In 1965, construction was completed on Ocean Playland Amusement Park on 65th street bayside on a large peninsula-type lot that protruded out into the bay at a price tag of over $2 million. The park was only 860 feet long and 375 feet wide and sat behind a 1000-car parking lot off of Coastal Highway. The park, which officially opened for its first day of business on June 18, 1965, was developed by Jim Caine, Oscar Carey, and George Chandler and was built to offer amusements to those staying in uptown Ocean City. Ocean Playland was managed by Jack Morningstar who was the boss of over 100 employees during the summer and managed over 40 of the park’s major attractions. The park, labeled by the media as “Delmarva’s Million Dollar Playground,” became an immediate success in north Ocean City, which at the time was extremely underdeveloped and sparse. Ocean Playland operated as a concessionaire park, meaning businessmen and women would come from all over to set up their equipment and pay a percentage of their earnings to the park as a concession.

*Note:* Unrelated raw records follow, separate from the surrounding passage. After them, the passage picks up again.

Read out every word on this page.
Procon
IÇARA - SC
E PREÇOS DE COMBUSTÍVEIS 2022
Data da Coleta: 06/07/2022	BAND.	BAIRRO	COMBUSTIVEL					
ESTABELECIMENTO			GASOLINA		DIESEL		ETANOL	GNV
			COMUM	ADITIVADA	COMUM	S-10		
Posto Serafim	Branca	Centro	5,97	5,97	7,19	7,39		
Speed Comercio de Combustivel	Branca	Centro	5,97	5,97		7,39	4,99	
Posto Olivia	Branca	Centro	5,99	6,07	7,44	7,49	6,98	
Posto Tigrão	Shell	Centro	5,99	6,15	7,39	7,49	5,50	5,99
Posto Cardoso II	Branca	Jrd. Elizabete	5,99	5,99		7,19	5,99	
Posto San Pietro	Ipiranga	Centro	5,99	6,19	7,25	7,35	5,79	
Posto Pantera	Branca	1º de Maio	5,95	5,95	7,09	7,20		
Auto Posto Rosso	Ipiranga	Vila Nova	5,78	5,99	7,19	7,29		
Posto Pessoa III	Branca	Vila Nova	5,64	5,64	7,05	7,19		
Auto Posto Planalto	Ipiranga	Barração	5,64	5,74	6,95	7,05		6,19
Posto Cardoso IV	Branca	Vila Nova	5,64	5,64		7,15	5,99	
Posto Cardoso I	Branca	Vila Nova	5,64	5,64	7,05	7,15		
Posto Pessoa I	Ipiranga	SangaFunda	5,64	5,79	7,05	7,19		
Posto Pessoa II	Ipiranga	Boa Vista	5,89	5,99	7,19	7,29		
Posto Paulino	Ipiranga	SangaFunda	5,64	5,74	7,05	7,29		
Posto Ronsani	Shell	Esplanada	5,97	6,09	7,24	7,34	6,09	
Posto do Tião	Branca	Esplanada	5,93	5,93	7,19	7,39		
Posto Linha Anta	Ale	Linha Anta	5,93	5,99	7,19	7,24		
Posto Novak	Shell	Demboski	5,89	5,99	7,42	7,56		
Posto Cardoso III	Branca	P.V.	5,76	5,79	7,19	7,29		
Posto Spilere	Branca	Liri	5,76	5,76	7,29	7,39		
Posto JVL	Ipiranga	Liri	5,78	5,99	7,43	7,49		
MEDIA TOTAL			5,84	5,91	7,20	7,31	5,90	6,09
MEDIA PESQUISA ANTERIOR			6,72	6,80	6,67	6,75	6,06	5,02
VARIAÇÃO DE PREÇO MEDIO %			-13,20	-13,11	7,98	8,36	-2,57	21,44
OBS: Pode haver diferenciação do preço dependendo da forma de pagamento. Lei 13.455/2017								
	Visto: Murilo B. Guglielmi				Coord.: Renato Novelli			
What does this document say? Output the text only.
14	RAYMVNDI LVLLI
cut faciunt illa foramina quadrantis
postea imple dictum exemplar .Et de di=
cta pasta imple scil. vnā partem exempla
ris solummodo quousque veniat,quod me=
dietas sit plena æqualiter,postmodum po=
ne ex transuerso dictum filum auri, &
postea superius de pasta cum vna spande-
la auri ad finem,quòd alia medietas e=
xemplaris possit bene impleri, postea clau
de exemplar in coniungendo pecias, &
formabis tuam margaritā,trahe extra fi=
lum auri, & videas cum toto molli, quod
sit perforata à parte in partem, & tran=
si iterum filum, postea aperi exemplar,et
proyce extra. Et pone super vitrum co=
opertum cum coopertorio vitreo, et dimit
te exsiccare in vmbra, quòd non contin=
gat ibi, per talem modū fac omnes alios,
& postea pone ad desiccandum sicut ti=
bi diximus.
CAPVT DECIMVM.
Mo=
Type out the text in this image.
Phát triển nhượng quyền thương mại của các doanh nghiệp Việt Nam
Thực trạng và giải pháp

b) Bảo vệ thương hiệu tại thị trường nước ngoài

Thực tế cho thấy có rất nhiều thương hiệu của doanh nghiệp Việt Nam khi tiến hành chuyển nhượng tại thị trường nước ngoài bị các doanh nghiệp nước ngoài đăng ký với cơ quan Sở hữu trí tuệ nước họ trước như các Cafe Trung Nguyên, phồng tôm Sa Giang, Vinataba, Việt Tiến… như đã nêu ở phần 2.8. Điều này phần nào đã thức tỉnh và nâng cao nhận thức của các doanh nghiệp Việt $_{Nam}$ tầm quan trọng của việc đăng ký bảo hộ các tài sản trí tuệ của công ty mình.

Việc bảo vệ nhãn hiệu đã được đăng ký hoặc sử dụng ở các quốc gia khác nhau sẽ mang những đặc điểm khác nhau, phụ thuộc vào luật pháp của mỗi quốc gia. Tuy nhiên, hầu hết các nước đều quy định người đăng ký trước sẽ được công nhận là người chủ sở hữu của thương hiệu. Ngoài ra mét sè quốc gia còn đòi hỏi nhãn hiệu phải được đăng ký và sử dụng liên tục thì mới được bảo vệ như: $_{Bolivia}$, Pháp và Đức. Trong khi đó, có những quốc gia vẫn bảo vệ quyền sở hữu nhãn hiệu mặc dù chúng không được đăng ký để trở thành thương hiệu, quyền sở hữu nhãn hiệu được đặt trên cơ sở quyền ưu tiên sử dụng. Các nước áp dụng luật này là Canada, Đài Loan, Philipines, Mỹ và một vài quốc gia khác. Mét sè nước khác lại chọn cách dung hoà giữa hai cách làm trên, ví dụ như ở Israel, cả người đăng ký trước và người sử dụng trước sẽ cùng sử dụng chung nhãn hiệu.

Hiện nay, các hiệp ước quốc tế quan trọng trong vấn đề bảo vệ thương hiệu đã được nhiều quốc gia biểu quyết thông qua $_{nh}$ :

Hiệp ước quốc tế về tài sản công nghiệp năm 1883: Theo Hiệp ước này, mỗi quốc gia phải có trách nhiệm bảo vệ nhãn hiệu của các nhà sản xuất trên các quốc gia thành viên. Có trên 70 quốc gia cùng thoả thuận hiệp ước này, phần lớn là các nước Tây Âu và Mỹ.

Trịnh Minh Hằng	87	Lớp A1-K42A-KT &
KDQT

Unlike many of its competitors, Ocean Playland offered free admission and a pay-one-price riding system so customers could enjoy a plethora of unique attractions including a complete monorail, a full wooden coaster called the Hurricane, a miniature golf course, and dozens of amusement attractions of all types and for all ages. One of the most significant attractions in Ocean Playland was Ghost Ship, a dark ride built by Bill Tracy who at the time worked under a company entitled Universal Design Limited. Although the park closed in 1981, this attraction would live on in Ocean City for decades to come thanks to a high bid and a vision from Granville Trimper. Granville was able to purchase the ride’s contents, including the cars and track, for a later expansion of The Haunted House.
Above Top: Aerial view of Ocean Playland from October of 1965.
Bottom Left: Façade of Ghost Ship in the late 1970s.
Bottom Right: Construction photo of actual skull and ship used on Ghost Ship's façade.
Ghost Ship was a unique dark ride, offering patrons a very random nautical-themed ride experience. The façade towered above the midway and included a giant skull with crab legs which glared down at passers-by. Other props such as a ship and seaweed cutouts could also be seen on the second-story balcony. Unlike many other dark ride attractions of the era, Ghost Ship’s façade was very impressive and had an enormous amount of detail. Giant letters spelled out the ride’s name just below the balcony railing. A nearly identical façade was built in 1967 by Tracy for a Ghost Ship dark ride at Kennywood Park in Pittsburgh, PA. Although containing different stunts, it was a very similar ride that unfortunately was lost to a fire in 1975.

Above Left: Front view of Ghost Ship's façade in 1981.
Above Right: Close up view of Tracy's Skull.
Center: 1970s view of Ghost Ship façade.
Bottom: View of Ghost Ship with Trimper's trailer in front ready to load up stunts for removal.
If the façade wasn’t enough to make you fall overboard, the lobby area was just as incredible. Bill Tracy’s murals of underwater scenery covered the walls preparing riders for their trip into the abyss.

Although Ghost Ship lived a short life of only 16 years, the two-story building was built out of cinderblock to withstand the harsh Atlantic storms.